The Athena Snowflake Connector GitHub repo helps install the Snowflake connector. The Forecast MLOps GitHub repo helps orchestrate all macro steps defined in this post, and makes them repeatable without writing code.

Import data into Forecast

After we complete the previous step, a target time series dataset is in Amazon S3 and ready for import into Forecast. In addition, the optional related time series and item metadata datasets may also be prepared and ready for ingestion. With the provided Forecast MLOps solution, all you have to do here is initiate the Step Functions state machine responsible for importing data—no code is necessary. Forecast launches a cluster for each of the datasets you have provided and makes the data ready for the service to use for ML model building and model inference.

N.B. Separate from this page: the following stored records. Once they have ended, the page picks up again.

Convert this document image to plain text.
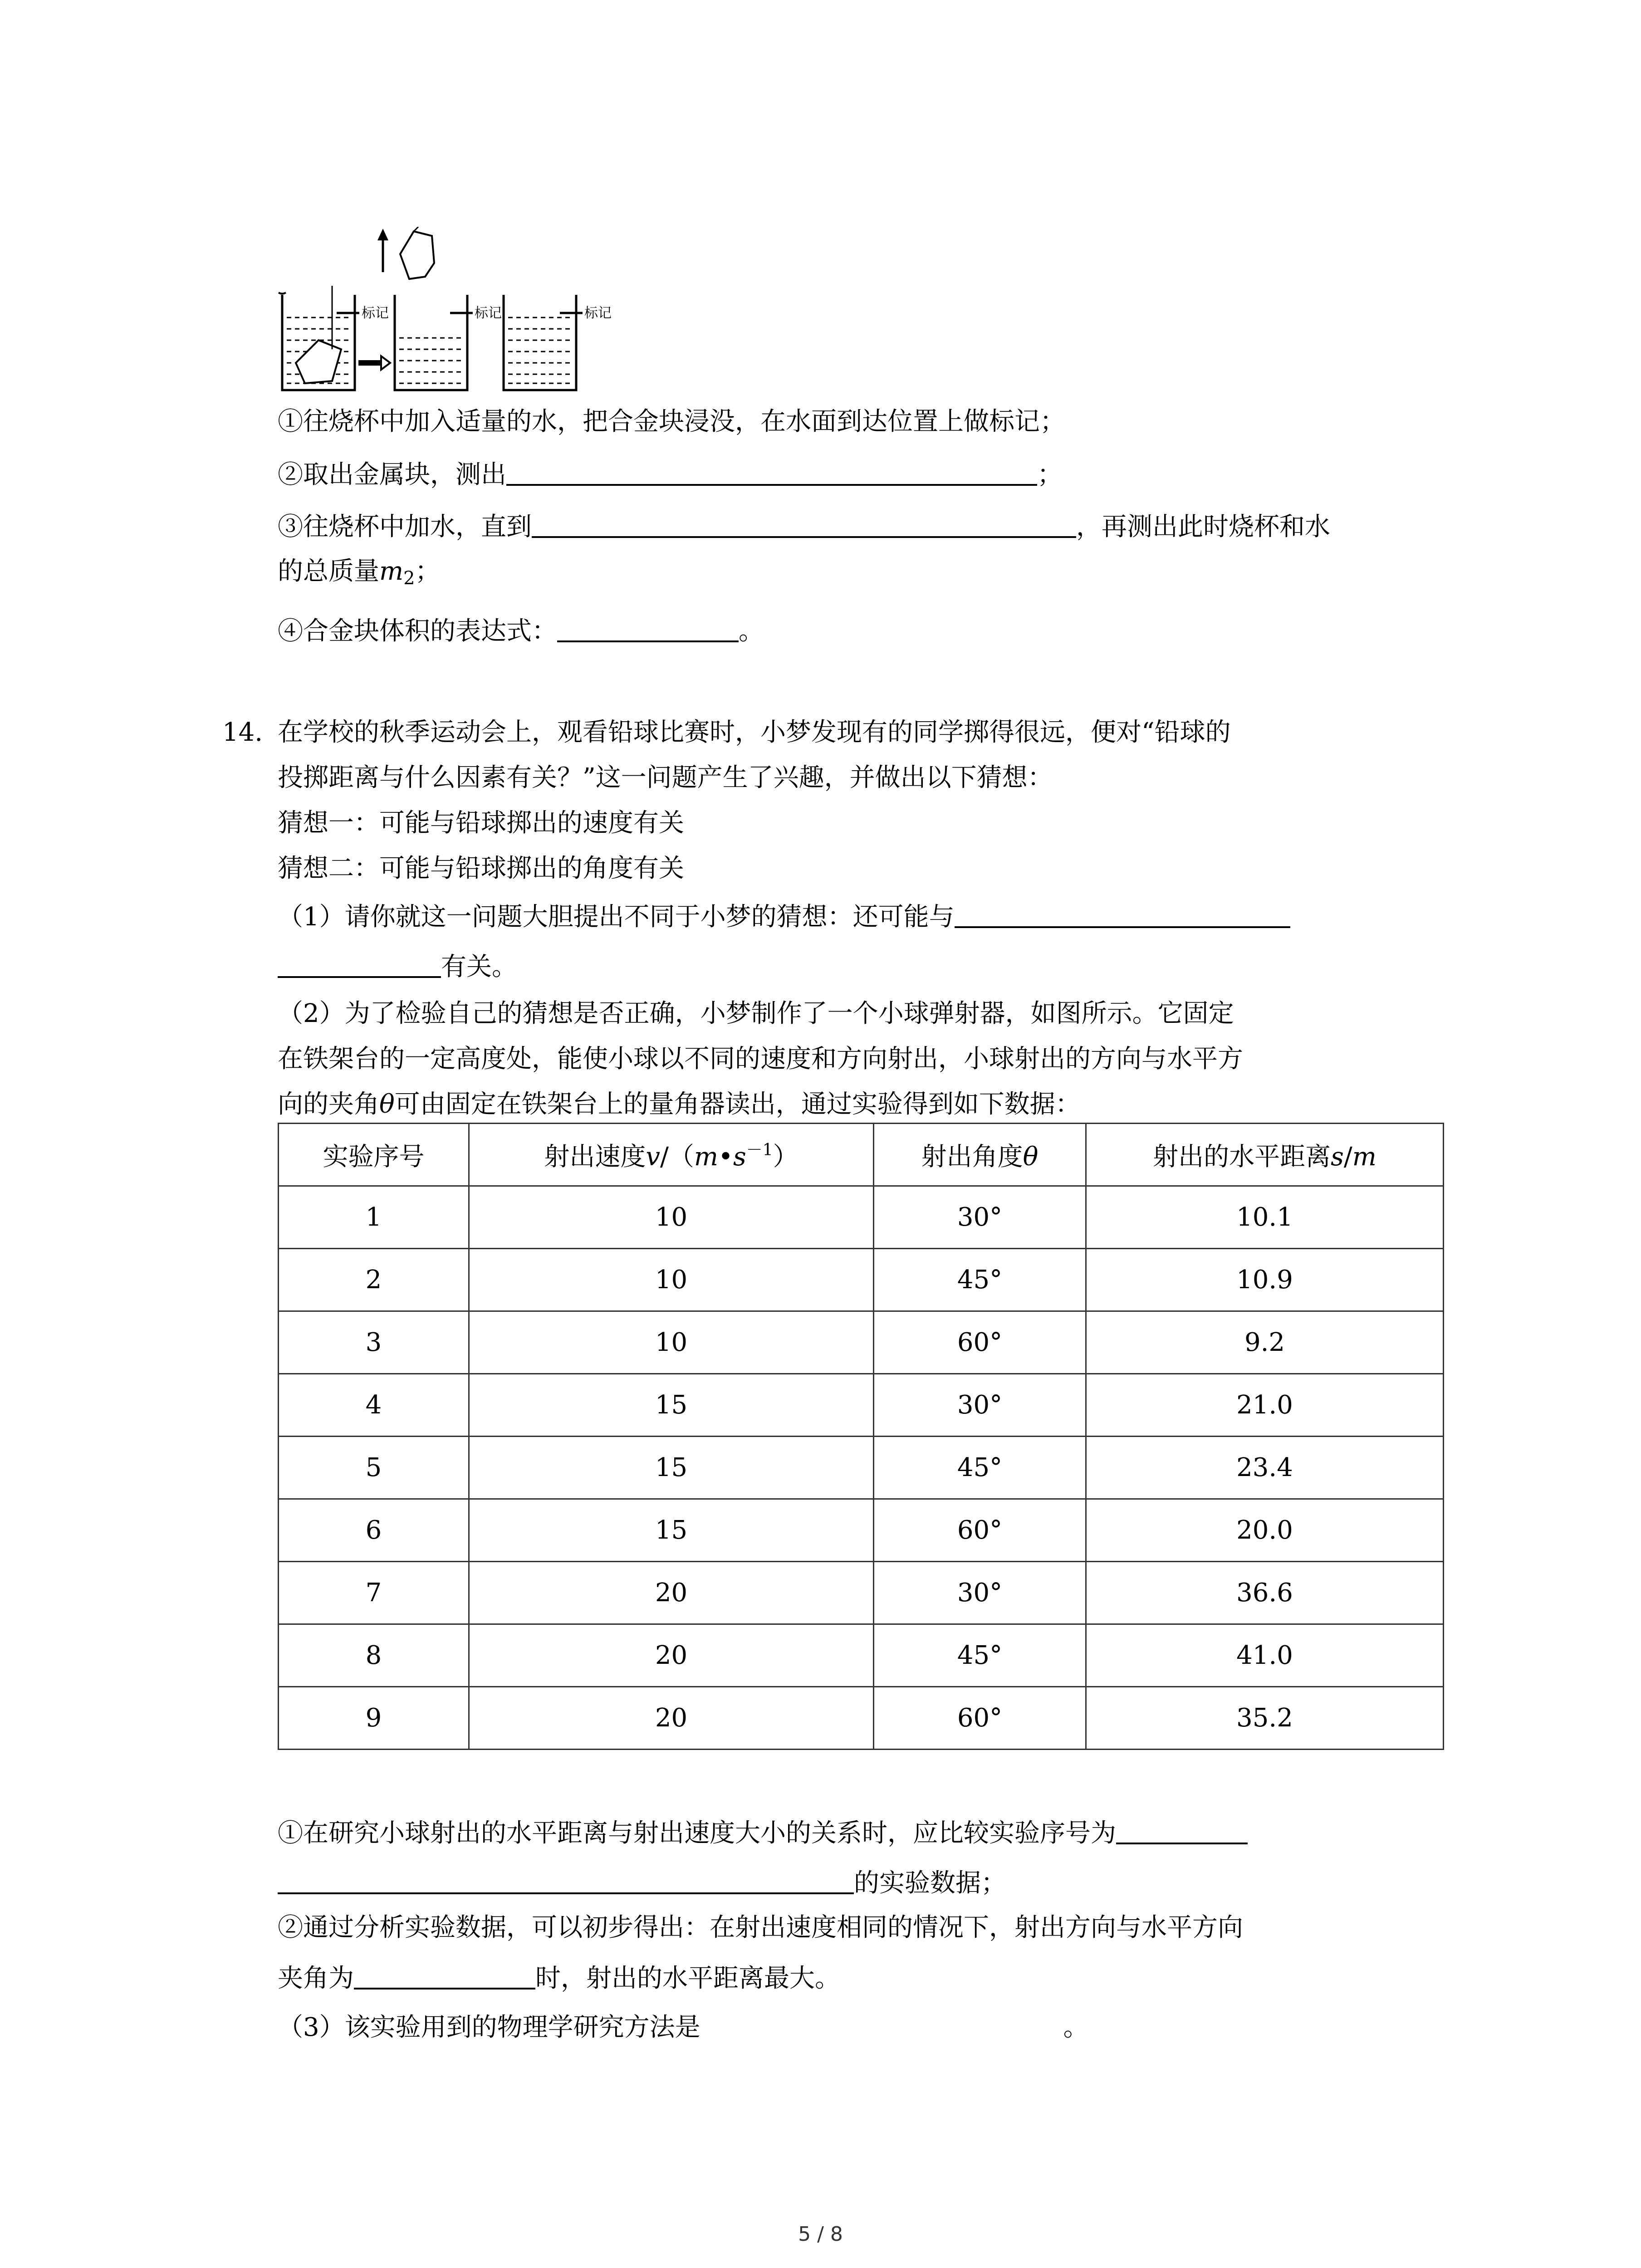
标记	标记	标记
①往烧杯中加入适量的水，把合金块浸没，在水面到达位置上做标记；
②取出金属块，测出	；
③往烧杯中加水，直到	，再测出此时烧杯和水
的总质量$m_2$；
④合金块体积的表达式：	。
14. 在学校的秋季运动会上，观看铅球比赛时，小梦发现有的同学掷得很远，便对“铅球的
投掷距离与什么因素有关？”这一问题产生了兴趣，并做出以下猜想：
猜想一：可能与铅球掷出的速度有关
猜想二：可能与铅球掷出的角度有关
（1）请你就这一问题大胆提出不同于小梦的猜想：还可能与
有关。
（2）为了检验自己的猜想是否正确，小梦制作了一个小球弹射器，如图所示。它固定
在铁架台的一定高度处，能使小球以不同的速度和方向射出，小球射出的方向与水平方
向的夹角θ可由固定在铁架台上的量角器读出，通过实验得到如下数据：
实验序号	射出速度$v/(m•s^{-1})$	射出角度θ	射出的水平距离s/m
1	10	30°	10.1
2	10	45°	10.9
3	10	60°	9.2
4	15	30°	21.0
5	15	45°	23.4
6	15	60°	20.0
7	20	30°	36.6
8	20	45°	41.0
9	20	60°	35.2
①在研究小球射出的水平距离与射出速度大小的关系时，应比较实验序号为
的实验数据；
②通过分析实验数据，可以初步得出：在射出速度相同的情况下，射出方向与水平方向
夹角为	时，射出的水平距离最大。
（3）该实验用到的物理学研究方法是	。
5 / 8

Create a time series ML model with accuracy statistics

After data has been imported, highly accurate time series models are created simply by calling an API. This step is encapsulated inside a Step Functions state machine that initiates the Forecast API to start model training. After the predictor model is trained, the state machine exports the model statistics and predictions during the backtest window to Amazon S3. Backtest exports are queryable by Snowflake as an external stage, as shown in the following screenshot. If you prefer, you can store the data in an internal stage. The point is to use the backtest metrics to evaluate the performance spread of time series in your dataset provided.

Create future predictions

With the model trained from the previous step, a purpose-built Step Functions state machine calls the Forecast API to create future-dated forecasts. Forecast provisions a cluster to perform the inference and pulls the imported target time series, related time series, and item metadata datasets through a named predictor model created in the previous step. After the predictions are generated, the state machine writes them to Amazon S3, where, once again, they can be queried in place as a Snowflake external stage or moved into Snowflake as an internal stage.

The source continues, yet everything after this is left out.